Скандинавские воины всегда представляли собой довольно грозную военную силу, прежде всего в пешем ближнем бою (против кавалерии они были не столь успешны). Здесь сызмальства отрабатывали нанесение четкого, акцентированного удара топором или мечом, обучались основным построениям типа «стена щитов» (skjoldborg, плотная глубокая фаланга) или «порядок боевых свиней» (svinfylka, клиновидная вариация фаланги). Свидетельством этого служат обильные находки деревянных «игрушечных» мечей на норманнских поселениях.
Впрочем, собственно скандинавские железные мечи были довольно невысокого качества. В сагах рассказывается, что после обмена ударами воины порой подправляли их форму ногой. Той же цели служили специальные наковальни, которые брали с собой на военные корабли. Впрочем, у норманнов имелись и хорошие мечи франкского типа, приобретенные в пределах государств прежней Франкской империи.

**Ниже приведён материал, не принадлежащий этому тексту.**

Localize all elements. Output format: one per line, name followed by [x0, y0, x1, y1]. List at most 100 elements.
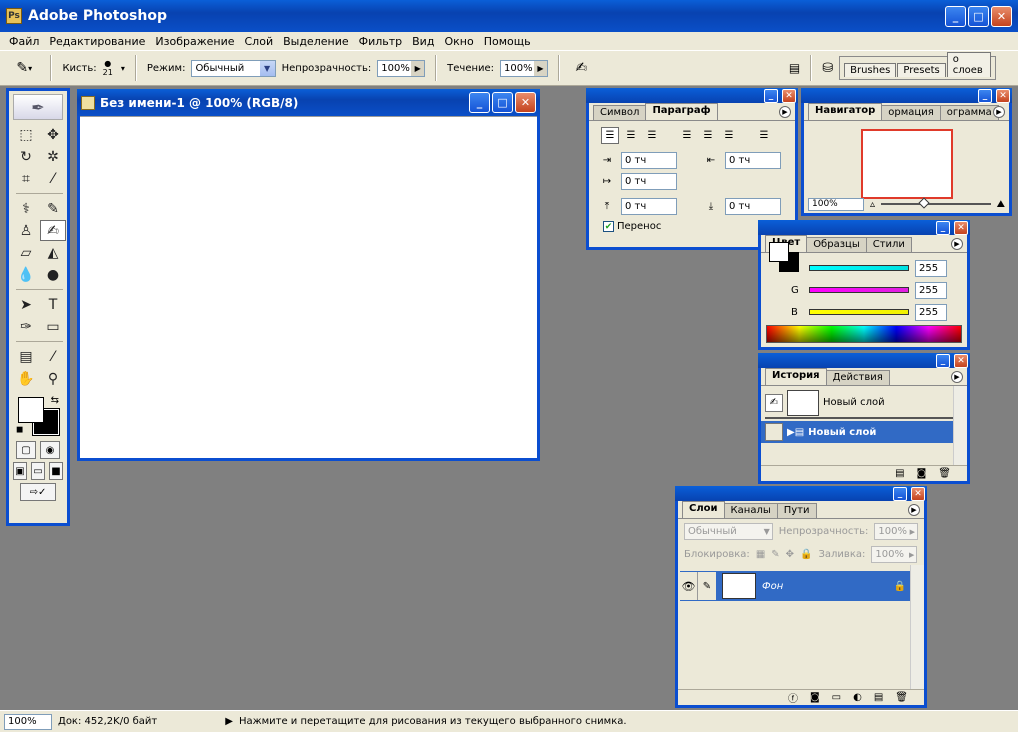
menu-edit[interactable]: Редактирование — [44, 35, 150, 48]
panel-close-button[interactable]: ✕ — [911, 486, 925, 501]
brush-picker[interactable]: ● 21 ▾ — [103, 59, 125, 77]
move-tool-icon[interactable]: ✥ — [40, 124, 66, 145]
navigator-zoom-field[interactable]: 100% — [808, 197, 864, 211]
clone-stamp-tool-icon[interactable]: ♙ — [13, 220, 39, 241]
screen-mode-standard-icon[interactable]: ▣ — [13, 462, 27, 480]
opacity-field[interactable]: 100% ▶ — [377, 59, 426, 77]
document-title-bar[interactable]: Без имени-1 @ 100% (RGB/8) _ □ ✕ — [77, 89, 540, 116]
hyphenate-checkbox[interactable]: ✔ — [603, 221, 614, 232]
brush-tool-icon[interactable]: ✎ — [40, 198, 66, 219]
layers-scrollbar[interactable] — [910, 565, 924, 689]
menu-file[interactable]: Файл — [4, 35, 44, 48]
adobe-feather-icon[interactable]: ✒ — [13, 94, 63, 120]
path-selection-tool-icon[interactable]: ➤ — [13, 294, 39, 315]
tab-navigator[interactable]: Навигатор — [808, 103, 883, 120]
panel-title-bar[interactable]: _ ✕ — [675, 486, 927, 501]
tab-swatches[interactable]: Образцы — [806, 237, 867, 252]
type-tool-icon[interactable]: T — [40, 294, 66, 315]
align-center-icon[interactable]: ☰ — [622, 127, 640, 144]
tab-paragraph[interactable]: Параграф — [645, 103, 718, 120]
lock-position-icon[interactable]: ✥ — [786, 549, 794, 560]
quick-mask-icon[interactable]: ◉ — [40, 441, 60, 459]
hand-tool-icon[interactable]: ✋ — [13, 368, 39, 389]
pen-tool-icon[interactable]: ✑ — [13, 316, 39, 337]
channel-r-value[interactable]: 255 — [915, 259, 947, 277]
layer-row[interactable]: 👁 ✎ Фон 🔒 — [680, 571, 910, 601]
panel-minimize-button[interactable]: _ — [764, 88, 778, 103]
lock-transparency-icon[interactable]: ▦ — [756, 549, 765, 560]
healing-brush-tool-icon[interactable]: ⚕ — [13, 198, 39, 219]
tab-actions[interactable]: Действия — [825, 370, 890, 385]
layer-name[interactable]: Фон — [762, 581, 783, 592]
well-tab-presets[interactable]: Presets — [897, 63, 946, 77]
new-group-icon[interactable]: ▭ — [832, 692, 841, 703]
panel-close-button[interactable]: ✕ — [782, 88, 796, 103]
history-source-box[interactable] — [765, 423, 783, 441]
navigator-thumbnail[interactable] — [860, 129, 953, 199]
rectangle-tool-icon[interactable]: ▭ — [40, 316, 66, 337]
play-icon[interactable]: ▶ — [225, 716, 233, 727]
zoom-in-icon[interactable]: ⛰ — [997, 199, 1005, 210]
history-brush-source-icon[interactable]: ✍ — [765, 393, 783, 412]
doc-minimize-button[interactable]: _ — [469, 92, 490, 113]
arrow-right-icon[interactable]: ▶ — [533, 60, 547, 76]
history-scrollbar[interactable] — [953, 386, 967, 465]
indent-first-line-field[interactable]: 0 тч — [621, 173, 677, 190]
document-canvas[interactable] — [80, 116, 537, 458]
minimize-button[interactable]: _ — [945, 5, 966, 27]
panel-minimize-button[interactable]: _ — [936, 220, 950, 235]
space-after-field[interactable]: 0 тч — [725, 198, 781, 215]
menu-filter[interactable]: Фильтр — [354, 35, 408, 48]
new-layer-icon[interactable]: ▤ — [874, 692, 883, 703]
space-before-field[interactable]: 0 тч — [621, 198, 677, 215]
panel-title-bar[interactable]: _ ✕ — [801, 88, 1012, 103]
menu-window[interactable]: Окно — [439, 35, 478, 48]
navigator-zoom-slider[interactable] — [881, 197, 991, 209]
flow-field[interactable]: 100% ▶ — [500, 59, 548, 77]
zoom-tool-icon[interactable]: ⚲ — [40, 368, 66, 389]
lock-all-icon[interactable]: 🔒 — [800, 549, 812, 560]
layer-opacity-field[interactable]: 100% ▶ — [874, 523, 918, 540]
brush-link-icon[interactable]: ✎ — [698, 572, 716, 600]
menu-layer[interactable]: Слой — [240, 35, 279, 48]
lasso-tool-icon[interactable]: ↻ — [13, 146, 39, 167]
adjustment-layer-icon[interactable]: ◐ — [853, 692, 862, 703]
justify-right-icon[interactable]: ☰ — [720, 127, 738, 144]
channel-b-slider[interactable] — [809, 309, 909, 315]
menu-help[interactable]: Помощь — [479, 35, 536, 48]
align-left-icon[interactable]: ☰ — [601, 127, 619, 144]
color-spectrum-bar[interactable] — [766, 325, 962, 343]
close-button[interactable]: ✕ — [991, 5, 1012, 27]
eraser-tool-icon[interactable]: ▱ — [13, 242, 39, 263]
fill-field[interactable]: 100% ▶ — [871, 546, 918, 563]
channel-g-slider[interactable] — [809, 287, 909, 293]
tab-channels[interactable]: Каналы — [723, 503, 778, 518]
doc-close-button[interactable]: ✕ — [515, 92, 536, 113]
history-snapshot[interactable]: ✍ Новый слой — [761, 388, 953, 417]
dodge-tool-icon[interactable]: ● — [40, 264, 66, 285]
justify-center-icon[interactable]: ☰ — [699, 127, 717, 144]
paint-bucket-tool-icon[interactable]: ◭ — [40, 242, 66, 263]
panel-close-button[interactable]: ✕ — [954, 220, 968, 235]
panel-menu-icon[interactable]: ▶ — [908, 504, 920, 516]
indent-left-field[interactable]: 0 тч — [621, 152, 677, 169]
crop-tool-icon[interactable]: ⌗ — [13, 168, 39, 189]
panel-menu-icon[interactable]: ▶ — [779, 106, 791, 118]
tab-layers[interactable]: Слои — [682, 501, 725, 518]
standard-mode-icon[interactable]: ▢ — [16, 441, 36, 459]
tab-character[interactable]: Символ — [593, 105, 647, 120]
airbrush-icon[interactable]: ✍ — [570, 60, 593, 76]
doc-maximize-button[interactable]: □ — [492, 92, 513, 113]
history-state[interactable]: ▶▤ Новый слой — [761, 421, 953, 443]
new-snapshot-icon[interactable]: ◙ — [917, 468, 927, 479]
arrow-right-icon[interactable]: ▶ — [411, 60, 425, 76]
channel-r-slider[interactable] — [809, 265, 909, 271]
status-zoom-field[interactable]: 100% — [4, 713, 52, 730]
blend-mode-select[interactable]: Обычный ▼ — [684, 523, 773, 540]
notes-tool-icon[interactable]: ▤ — [13, 346, 39, 367]
zoom-out-icon[interactable]: ▵ — [870, 199, 875, 210]
maximize-button[interactable]: □ — [968, 5, 989, 27]
panel-minimize-button[interactable]: _ — [936, 353, 950, 368]
panel-minimize-button[interactable]: _ — [978, 88, 992, 103]
tab-histogram[interactable]: ограмма — [939, 105, 999, 120]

Запрет на продажу скандинавам хорошего оружия был одним из наиболее действенных способов политического давления на них со стороны королей Средней Европы.
Плохое собственное железное оружие (мечи, топоры, ножи) привело к тому, что в Скандинавии сложилась особая техника боя, при которой поединщики не фехтовали клинками, как это было принято в остальной Европе, а старались принять удар соперника на круглый деревянный щит. Это избавляло их оружие от зазубрин и быстрого выхода из строя.